5. The Ld. Counsel for the assessee on the other hand submitted that, there is no dispute with regard to the fact that the agreed consideration for transfer of business/asset is Rs. 5.76 crores, but fact remains that during the financial year relevant to assessment year 2012-13, the appellant had received a sum of Rs. 2.64 crores only. The balance consideration for transfer of asset was not paid by the purchaser because of dispute between non-competition clauses in the agreement. The Ld. Counsel for the assessee further submitted that, he is not aware whether said dispute is settled or not. Therefore, the issue may be set aside to the file of the AO to re-consider the issue of computation of income from sale of asset under APA, after considering dispute between the parties and also year in which said dispute is settled. He, also further submitted that, as regards assessee’s appeal on the very same issue, has been settled under Direct Taxes Vivad se Vishwas, 2020 scheme and said fact needs to be considered while computing the income in terms of APA between the assessee and the purchaser.

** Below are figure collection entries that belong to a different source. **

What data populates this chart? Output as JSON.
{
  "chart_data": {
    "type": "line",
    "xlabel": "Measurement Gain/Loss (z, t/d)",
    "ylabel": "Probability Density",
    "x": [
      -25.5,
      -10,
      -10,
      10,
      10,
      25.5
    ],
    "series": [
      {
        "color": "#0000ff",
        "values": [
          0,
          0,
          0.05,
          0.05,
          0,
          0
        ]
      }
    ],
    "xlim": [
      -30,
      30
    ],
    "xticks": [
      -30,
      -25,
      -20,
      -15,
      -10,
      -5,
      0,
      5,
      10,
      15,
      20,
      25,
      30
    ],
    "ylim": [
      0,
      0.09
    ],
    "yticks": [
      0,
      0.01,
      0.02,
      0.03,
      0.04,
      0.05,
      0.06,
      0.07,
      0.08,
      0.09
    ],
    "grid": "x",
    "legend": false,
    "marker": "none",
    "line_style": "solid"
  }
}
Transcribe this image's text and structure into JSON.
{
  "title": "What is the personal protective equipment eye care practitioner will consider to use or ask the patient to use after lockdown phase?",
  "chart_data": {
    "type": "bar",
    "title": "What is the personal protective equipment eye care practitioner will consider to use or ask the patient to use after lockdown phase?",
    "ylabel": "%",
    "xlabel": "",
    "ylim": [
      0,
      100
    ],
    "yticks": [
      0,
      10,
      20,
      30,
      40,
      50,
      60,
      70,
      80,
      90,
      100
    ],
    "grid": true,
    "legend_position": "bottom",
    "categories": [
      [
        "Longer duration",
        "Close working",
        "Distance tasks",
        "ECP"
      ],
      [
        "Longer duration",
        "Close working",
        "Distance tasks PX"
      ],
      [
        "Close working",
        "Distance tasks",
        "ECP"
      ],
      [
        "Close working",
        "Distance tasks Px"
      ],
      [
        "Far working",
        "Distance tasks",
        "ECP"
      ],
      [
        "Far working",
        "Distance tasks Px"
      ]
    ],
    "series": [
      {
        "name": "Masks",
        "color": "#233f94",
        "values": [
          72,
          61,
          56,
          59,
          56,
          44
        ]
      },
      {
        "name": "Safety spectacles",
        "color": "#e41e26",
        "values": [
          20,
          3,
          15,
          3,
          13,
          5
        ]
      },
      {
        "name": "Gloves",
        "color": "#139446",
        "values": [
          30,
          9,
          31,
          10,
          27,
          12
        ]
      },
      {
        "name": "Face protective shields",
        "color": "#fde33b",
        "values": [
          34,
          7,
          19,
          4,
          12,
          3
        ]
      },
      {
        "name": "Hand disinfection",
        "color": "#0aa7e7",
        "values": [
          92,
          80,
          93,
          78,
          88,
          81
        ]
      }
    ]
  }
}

6. We have heard both the parties, perused materials available on record and gone through orders of the authorities below. As per asset purchase agreement between the assessee and the purchaser, agreed consideration for transfer of business/asset is Rs 5.76 crores. In fact, the buyer has confirmed having paid entire agreed consideration for transfer of business. The assessee claims that it has received a sum of Rs. 2.64 crores for the impugned assessment year and balance amount was withheld by the purchaser for dispute on certain issues including non-compete agreement clauses in agreement. Although, the assessee claims that it has received only part consideration in terms of APA agreement, but facts are not clear. The AO claims that the assessee has received full amount whereas, the assessee claims that it has received only part amount. The assessee also claims that there is dispute between the assessee and the purchaser on the issue of non-compete agreement. Although, the assessee claims that there is dispute between the assessee and the purchaser, but no evidence has been brought on record to substantiate the claim. Therefore, we are of the considered view that the issue needs to go back to the file of the Assessing Officer for re-examination of various averments made by the assessee and also to re-compute the income in terms of APA between the assessee and the purchaser of the business. Hence, we set aside the issue to the file of the AO and direct the Assessing Officer to re-consider the issue in light of agreement between the parties and also the claim that there is dispute between the parties on certain issues. The AO is also directed to consider the issue of settlement of dispute on the very same issue by the assessee in their appeal under VSVS Scheme, 2020 while computing the income in terms of APA between the parties.

7. In the result, appeal filed by the Revenue is treated as allowed for statistical purposes.

Order pronounced in the court on 23rd November, 2022 at Chennai.